PROCESS OPTIMISATION AND CHARACTERISATION OF FRAGRANCE SUITED MECHANICALLY EXPRESSED NIGERIAN LIME SEED OIL
DOI:
https://doi.org/10.4314/njt.372.1665Keywords:
Pollution, waste management, optimization, seed oils, GC-MSAbstract
This study determined the optimal process parameters for the extraction of Lime (Citrus aurantifolia) Seed Oil (LSO) for fragrance production. A Box Behnken Design (BBD) of Response Surface Methodology (RSM) was used to design the LSO extraction using hydraulic press. The effect of various combinations of temperature, heating time and pressing time on oil yield, specific gravity, acid value, saponification value, FFA, Iodine and peroxide values were investigated.
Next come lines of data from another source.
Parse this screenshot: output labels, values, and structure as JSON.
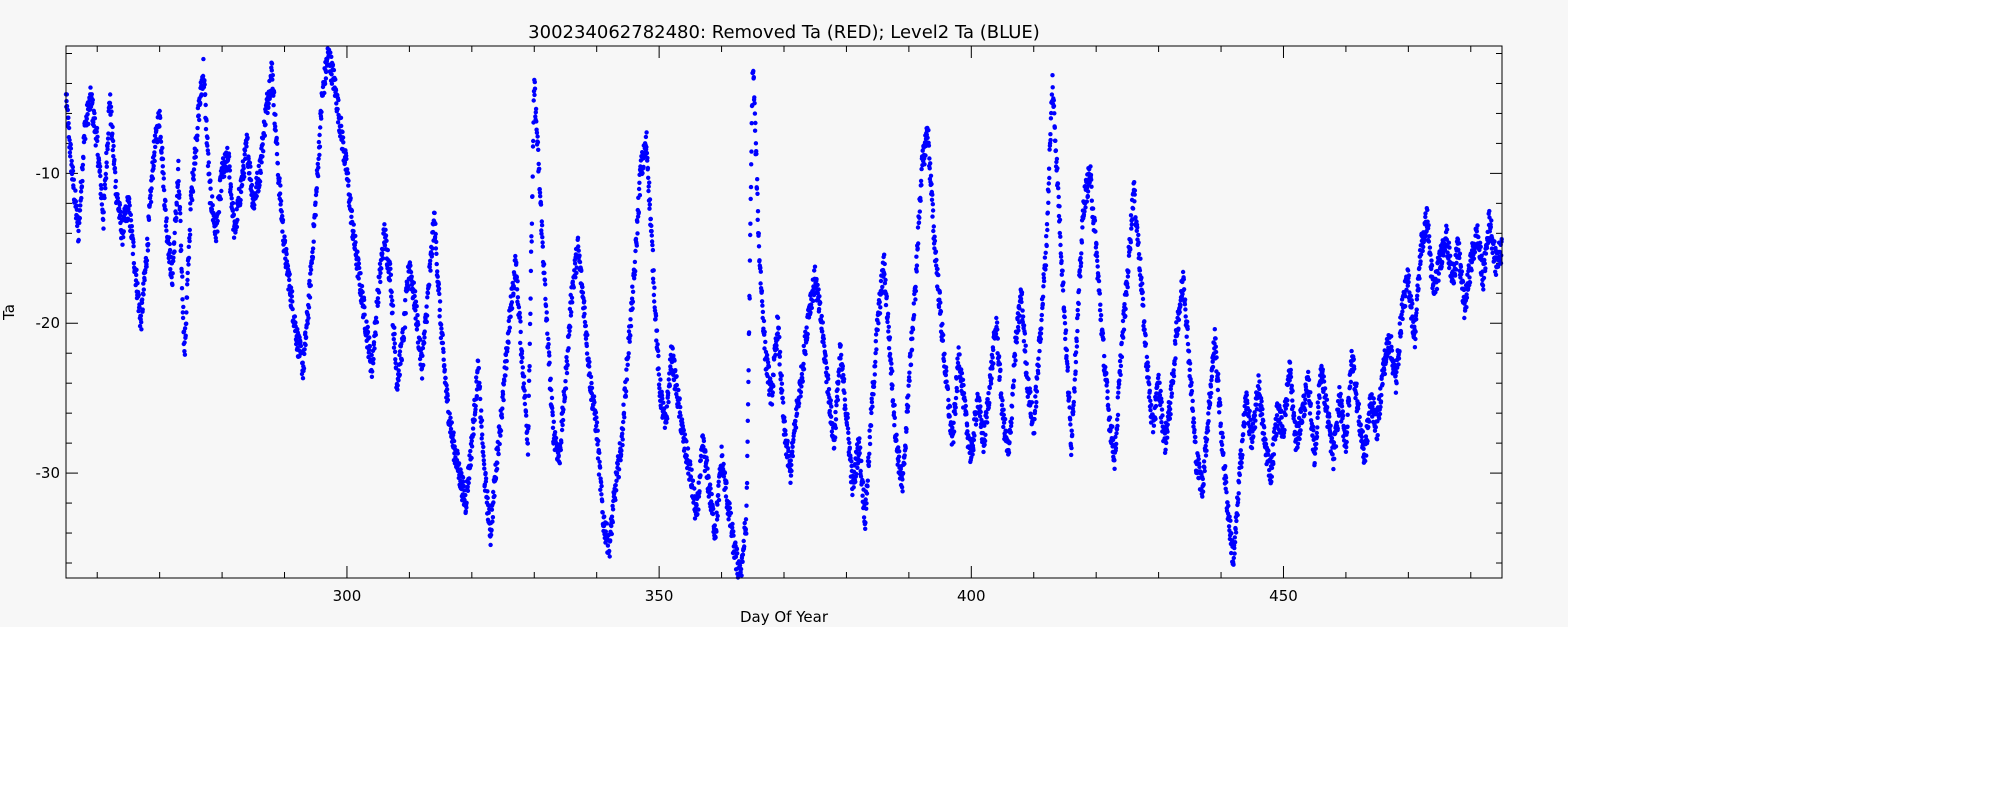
{
  "chart_data": {
    "type": "scatter",
    "title": "300234062782480: Removed Ta (RED); Level2 Ta (BLUE)",
    "xlabel": "Day Of Year",
    "ylabel": "Ta",
    "xlim": [
      255,
      485
    ],
    "ylim": [
      -37,
      -1.5
    ],
    "xticks": [
      300,
      350,
      400,
      450
    ],
    "yticks": [
      -10,
      -20,
      -30
    ],
    "xtick_labels": [
      "300",
      "350",
      "400",
      "450"
    ],
    "ytick_labels": [
      "-10",
      "-20",
      "-30"
    ],
    "grid": false,
    "series": [
      {
        "color": "#0000ff",
        "marker": "dot",
        "anchors": [
          [
            255,
            -5
          ],
          [
            256,
            -10
          ],
          [
            257,
            -14
          ],
          [
            258,
            -7
          ],
          [
            259,
            -5
          ],
          [
            260,
            -8
          ],
          [
            261,
            -13
          ],
          [
            262,
            -5
          ],
          [
            263,
            -11
          ],
          [
            264,
            -14
          ],
          [
            265,
            -12
          ],
          [
            266,
            -16
          ],
          [
            267,
            -20
          ],
          [
            268,
            -15
          ],
          [
            269,
            -9
          ],
          [
            270,
            -6
          ],
          [
            271,
            -13
          ],
          [
            272,
            -17
          ],
          [
            273,
            -10
          ],
          [
            274,
            -22
          ],
          [
            275,
            -12
          ],
          [
            276,
            -7
          ],
          [
            277,
            -3
          ],
          [
            278,
            -11
          ],
          [
            279,
            -14
          ],
          [
            280,
            -10
          ],
          [
            281,
            -9
          ],
          [
            282,
            -14
          ],
          [
            283,
            -11
          ],
          [
            284,
            -8
          ],
          [
            285,
            -12
          ],
          [
            286,
            -10
          ],
          [
            287,
            -6
          ],
          [
            288,
            -3
          ],
          [
            289,
            -10
          ],
          [
            290,
            -15
          ],
          [
            291,
            -18
          ],
          [
            292,
            -21
          ],
          [
            293,
            -23
          ],
          [
            294,
            -18
          ],
          [
            295,
            -12
          ],
          [
            296,
            -5
          ],
          [
            297,
            -2
          ],
          [
            298,
            -4
          ],
          [
            299,
            -7
          ],
          [
            300,
            -10
          ],
          [
            301,
            -14
          ],
          [
            302,
            -17
          ],
          [
            303,
            -20
          ],
          [
            304,
            -23
          ],
          [
            305,
            -18
          ],
          [
            306,
            -14
          ],
          [
            307,
            -17
          ],
          [
            308,
            -24
          ],
          [
            309,
            -21
          ],
          [
            310,
            -16
          ],
          [
            311,
            -19
          ],
          [
            312,
            -23
          ],
          [
            313,
            -18
          ],
          [
            314,
            -13
          ],
          [
            315,
            -20
          ],
          [
            316,
            -25
          ],
          [
            317,
            -28
          ],
          [
            318,
            -30
          ],
          [
            319,
            -32
          ],
          [
            320,
            -28
          ],
          [
            321,
            -23
          ],
          [
            322,
            -30
          ],
          [
            323,
            -34
          ],
          [
            324,
            -29
          ],
          [
            325,
            -25
          ],
          [
            326,
            -20
          ],
          [
            327,
            -16
          ],
          [
            328,
            -22
          ],
          [
            329,
            -28
          ],
          [
            330,
            -4
          ],
          [
            331,
            -12
          ],
          [
            332,
            -20
          ],
          [
            333,
            -27
          ],
          [
            334,
            -29
          ],
          [
            335,
            -24
          ],
          [
            336,
            -18
          ],
          [
            337,
            -15
          ],
          [
            338,
            -19
          ],
          [
            339,
            -24
          ],
          [
            340,
            -27
          ],
          [
            341,
            -33
          ],
          [
            342,
            -35
          ],
          [
            343,
            -31
          ],
          [
            344,
            -28
          ],
          [
            345,
            -22
          ],
          [
            346,
            -17
          ],
          [
            347,
            -10
          ],
          [
            348,
            -8
          ],
          [
            349,
            -16
          ],
          [
            350,
            -24
          ],
          [
            351,
            -27
          ],
          [
            352,
            -22
          ],
          [
            353,
            -25
          ],
          [
            354,
            -28
          ],
          [
            355,
            -30
          ],
          [
            356,
            -33
          ],
          [
            357,
            -28
          ],
          [
            358,
            -31
          ],
          [
            359,
            -34
          ],
          [
            360,
            -29
          ],
          [
            361,
            -32
          ],
          [
            362,
            -35
          ],
          [
            363,
            -37
          ],
          [
            364,
            -33
          ],
          [
            365,
            -2
          ],
          [
            366,
            -15
          ],
          [
            367,
            -22
          ],
          [
            368,
            -25
          ],
          [
            369,
            -20
          ],
          [
            370,
            -27
          ],
          [
            371,
            -30
          ],
          [
            372,
            -26
          ],
          [
            373,
            -23
          ],
          [
            374,
            -19
          ],
          [
            375,
            -17
          ],
          [
            376,
            -20
          ],
          [
            377,
            -24
          ],
          [
            378,
            -28
          ],
          [
            379,
            -22
          ],
          [
            380,
            -26
          ],
          [
            381,
            -31
          ],
          [
            382,
            -28
          ],
          [
            383,
            -33
          ],
          [
            384,
            -26
          ],
          [
            385,
            -20
          ],
          [
            386,
            -16
          ],
          [
            387,
            -22
          ],
          [
            388,
            -28
          ],
          [
            389,
            -31
          ],
          [
            390,
            -24
          ],
          [
            391,
            -18
          ],
          [
            392,
            -10
          ],
          [
            393,
            -7
          ],
          [
            394,
            -14
          ],
          [
            395,
            -19
          ],
          [
            396,
            -24
          ],
          [
            397,
            -28
          ],
          [
            398,
            -22
          ],
          [
            399,
            -26
          ],
          [
            400,
            -29
          ],
          [
            401,
            -25
          ],
          [
            402,
            -28
          ],
          [
            403,
            -24
          ],
          [
            404,
            -20
          ],
          [
            405,
            -26
          ],
          [
            406,
            -29
          ],
          [
            407,
            -22
          ],
          [
            408,
            -18
          ],
          [
            409,
            -24
          ],
          [
            410,
            -27
          ],
          [
            411,
            -21
          ],
          [
            412,
            -15
          ],
          [
            413,
            -4
          ],
          [
            414,
            -12
          ],
          [
            415,
            -20
          ],
          [
            416,
            -28
          ],
          [
            417,
            -20
          ],
          [
            418,
            -12
          ],
          [
            419,
            -10
          ],
          [
            420,
            -15
          ],
          [
            421,
            -21
          ],
          [
            422,
            -26
          ],
          [
            423,
            -29
          ],
          [
            424,
            -22
          ],
          [
            425,
            -17
          ],
          [
            426,
            -11
          ],
          [
            427,
            -16
          ],
          [
            428,
            -22
          ],
          [
            429,
            -27
          ],
          [
            430,
            -24
          ],
          [
            431,
            -28
          ],
          [
            432,
            -25
          ],
          [
            433,
            -20
          ],
          [
            434,
            -17
          ],
          [
            435,
            -23
          ],
          [
            436,
            -29
          ],
          [
            437,
            -31
          ],
          [
            438,
            -26
          ],
          [
            439,
            -21
          ],
          [
            440,
            -27
          ],
          [
            441,
            -32
          ],
          [
            442,
            -36
          ],
          [
            443,
            -30
          ],
          [
            444,
            -25
          ],
          [
            445,
            -28
          ],
          [
            446,
            -24
          ],
          [
            447,
            -28
          ],
          [
            448,
            -30
          ],
          [
            449,
            -26
          ],
          [
            450,
            -27
          ],
          [
            451,
            -23
          ],
          [
            452,
            -28
          ],
          [
            453,
            -26
          ],
          [
            454,
            -24
          ],
          [
            455,
            -29
          ],
          [
            456,
            -23
          ],
          [
            457,
            -26
          ],
          [
            458,
            -29
          ],
          [
            459,
            -25
          ],
          [
            460,
            -28
          ],
          [
            461,
            -22
          ],
          [
            462,
            -26
          ],
          [
            463,
            -29
          ],
          [
            464,
            -25
          ],
          [
            465,
            -27
          ],
          [
            466,
            -23
          ],
          [
            467,
            -21
          ],
          [
            468,
            -24
          ],
          [
            469,
            -19
          ],
          [
            470,
            -17
          ],
          [
            471,
            -21
          ],
          [
            472,
            -15
          ],
          [
            473,
            -13
          ],
          [
            474,
            -18
          ],
          [
            475,
            -16
          ],
          [
            476,
            -14
          ],
          [
            477,
            -17
          ],
          [
            478,
            -15
          ],
          [
            479,
            -19
          ],
          [
            480,
            -16
          ],
          [
            481,
            -14
          ],
          [
            482,
            -17
          ],
          [
            483,
            -13
          ],
          [
            484,
            -16
          ],
          [
            485,
            -15
          ]
        ]
      }
    ]
  }
}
The oil produced was analysed using Gas Chromatography – Mass Spectrophotometer (GC-MS). The R2 -values of models ranged between 0.998 and 0.999 and adjusted R2 between 0.994 and 0.998. A maximum of 29.21 % of LSO yield was obtained with specific gravity (0.861), acid value (2.86 mg KOH/g); saponification value (185.3 mg KOH/g), FFA (? 1.43 %), Iodine value (107.8 g I2/100 g) and peroxide value (15meq/kg) at the optimal process parameters of 83oC, 8 min and 7 min temperature heating and pressing time respectively. The physico-chemical analysis of the lime seed oil indicated that the oil could be used for fragrance.